Calculate coil diameter using length and thickness of the material

Question

I'm developing a software for a stainless steel plant, and I need to calculate the diameter of steel coils so the software assigns a position inside a deposit according to the size of the coil.

I have access to a lot of data from the coil, and tried thinking of a way to calculate using the inner hole diameter and the length and thickness of the steel strip.

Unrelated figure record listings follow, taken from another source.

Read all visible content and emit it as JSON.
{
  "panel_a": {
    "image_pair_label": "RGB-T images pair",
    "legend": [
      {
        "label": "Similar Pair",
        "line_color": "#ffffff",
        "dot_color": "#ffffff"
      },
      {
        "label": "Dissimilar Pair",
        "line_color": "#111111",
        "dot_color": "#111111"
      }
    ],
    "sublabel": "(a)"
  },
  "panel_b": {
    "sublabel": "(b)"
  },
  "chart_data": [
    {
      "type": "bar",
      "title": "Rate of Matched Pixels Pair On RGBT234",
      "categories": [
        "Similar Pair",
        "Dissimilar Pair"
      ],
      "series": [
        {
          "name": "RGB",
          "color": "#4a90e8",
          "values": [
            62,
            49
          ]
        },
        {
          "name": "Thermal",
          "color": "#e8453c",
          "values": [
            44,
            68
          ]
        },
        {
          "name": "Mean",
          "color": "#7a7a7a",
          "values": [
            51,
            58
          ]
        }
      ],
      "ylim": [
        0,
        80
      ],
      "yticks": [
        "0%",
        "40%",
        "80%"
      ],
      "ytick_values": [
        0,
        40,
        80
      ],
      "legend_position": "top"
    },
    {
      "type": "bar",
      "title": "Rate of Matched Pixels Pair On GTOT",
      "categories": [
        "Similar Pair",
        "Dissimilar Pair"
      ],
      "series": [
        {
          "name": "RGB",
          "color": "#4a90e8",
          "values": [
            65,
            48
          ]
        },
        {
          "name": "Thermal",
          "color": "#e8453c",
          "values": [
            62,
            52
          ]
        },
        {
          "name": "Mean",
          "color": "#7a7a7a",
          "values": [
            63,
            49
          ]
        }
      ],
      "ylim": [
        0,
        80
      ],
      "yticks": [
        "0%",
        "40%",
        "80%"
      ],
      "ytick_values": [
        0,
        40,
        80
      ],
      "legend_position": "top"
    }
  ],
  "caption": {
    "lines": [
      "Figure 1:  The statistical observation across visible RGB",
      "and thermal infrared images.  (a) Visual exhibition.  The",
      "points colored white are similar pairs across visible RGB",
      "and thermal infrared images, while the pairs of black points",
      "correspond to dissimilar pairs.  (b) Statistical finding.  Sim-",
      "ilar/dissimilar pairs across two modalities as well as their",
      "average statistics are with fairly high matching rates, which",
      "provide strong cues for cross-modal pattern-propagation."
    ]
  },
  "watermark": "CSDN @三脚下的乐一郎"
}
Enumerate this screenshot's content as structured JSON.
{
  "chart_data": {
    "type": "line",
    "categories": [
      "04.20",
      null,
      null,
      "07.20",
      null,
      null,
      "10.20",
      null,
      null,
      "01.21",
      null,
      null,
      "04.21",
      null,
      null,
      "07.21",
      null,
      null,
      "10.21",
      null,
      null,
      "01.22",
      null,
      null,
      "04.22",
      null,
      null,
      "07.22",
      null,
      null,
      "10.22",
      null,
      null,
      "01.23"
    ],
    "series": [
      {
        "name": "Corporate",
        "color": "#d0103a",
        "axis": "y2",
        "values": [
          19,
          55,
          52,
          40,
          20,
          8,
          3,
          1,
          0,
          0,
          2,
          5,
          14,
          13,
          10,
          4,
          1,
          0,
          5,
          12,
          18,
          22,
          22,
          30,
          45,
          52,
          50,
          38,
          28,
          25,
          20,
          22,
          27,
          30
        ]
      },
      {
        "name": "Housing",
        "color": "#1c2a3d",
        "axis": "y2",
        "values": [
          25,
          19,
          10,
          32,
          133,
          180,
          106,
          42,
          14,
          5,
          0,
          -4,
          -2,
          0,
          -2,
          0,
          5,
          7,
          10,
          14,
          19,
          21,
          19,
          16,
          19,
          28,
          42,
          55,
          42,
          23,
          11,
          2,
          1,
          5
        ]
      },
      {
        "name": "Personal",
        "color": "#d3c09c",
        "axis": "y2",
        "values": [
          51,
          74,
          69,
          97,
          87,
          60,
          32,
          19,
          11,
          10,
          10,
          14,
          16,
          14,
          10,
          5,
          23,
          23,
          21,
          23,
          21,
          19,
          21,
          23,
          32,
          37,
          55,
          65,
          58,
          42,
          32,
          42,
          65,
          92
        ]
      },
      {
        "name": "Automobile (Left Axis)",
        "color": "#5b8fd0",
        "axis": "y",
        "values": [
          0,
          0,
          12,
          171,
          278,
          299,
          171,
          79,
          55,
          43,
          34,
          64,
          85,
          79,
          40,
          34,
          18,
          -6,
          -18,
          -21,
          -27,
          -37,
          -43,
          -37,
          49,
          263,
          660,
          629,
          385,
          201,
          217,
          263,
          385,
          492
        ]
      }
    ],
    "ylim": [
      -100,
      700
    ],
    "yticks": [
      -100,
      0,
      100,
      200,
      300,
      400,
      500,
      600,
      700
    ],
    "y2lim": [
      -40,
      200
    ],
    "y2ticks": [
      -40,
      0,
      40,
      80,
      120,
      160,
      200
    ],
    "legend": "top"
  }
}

In a research I've found this formula:

L = 3,141[(D2/2)² - (D1/2)²]/T

Where

  L = Length of the coil

  D1 = Diameter of the inner hole

  D2 = Diameter of the coil

  T = Thickness of the material

But in the software I have to put in this format:

D2 = (formula)

I'm no good with math, how can I "convert" the formula to suit my needs?

Answer 1

What you need to do is called changing the subject of the formula. $$\begin{align} L = \frac{3,141\left[(D2/2)^2 + (D1/2)^2\right]}{T}\\ \\ \hline\\ \text{Multiplying by}\; \frac{T}{3,141}\; \text{on both sides}:\frac{TL}{3,141} &= \left[(D2/2)^2 + (D1/2)^2\right]\\ \text{Adding} \;(D1/2)^2 \;\text{on both sides}:\frac{TL}{3,141}+ (D1/2)^2 &= \left[(D2/2)^2 \right]\\ \text{Taking square roots on both sides}:\sqrt{\frac{TL}{3,141}+ (D1/2)^2 }&= \sqrt{\left[(D2/2)^2 \right]}=D2/2\\ \text{Multiplying both sides by}\; 2:2\times\sqrt{\frac{TL}{3,141}+ (D1/2)^2 }&=D2\\ \end{align}$$

Answer 2

L=([(OD+ID)/2]3.14)[(OD-ID)/2]/T Figure OD being 30 and ID being 20 Figure 24 gauge thick or .024” *note I always Figure the thickness as being slightly thicker Due to wraps not ever being perfectly tight so for .024 I use .026. Example: 30+20=50/2=25 (25 is the average Diameter of coil the multiply by pi) 25x3.14=78.5 then round down to nearest inch Average wrap of coil is 78” long Then 30-20=10/2=5 5” is the thickness of coil 5/ thickness of steel .026 = 192.3 wraps of coil Multiply average wrap length 78” x 192.3 wraps = 14,999.4” of coil / 12 = 1249.9 lineal feet of coil I’ve used this for years in my business and real world application I’m usually within 10 lineal feet. The trick is the rounding down of the average length and the adding about .02” to the thickness of material.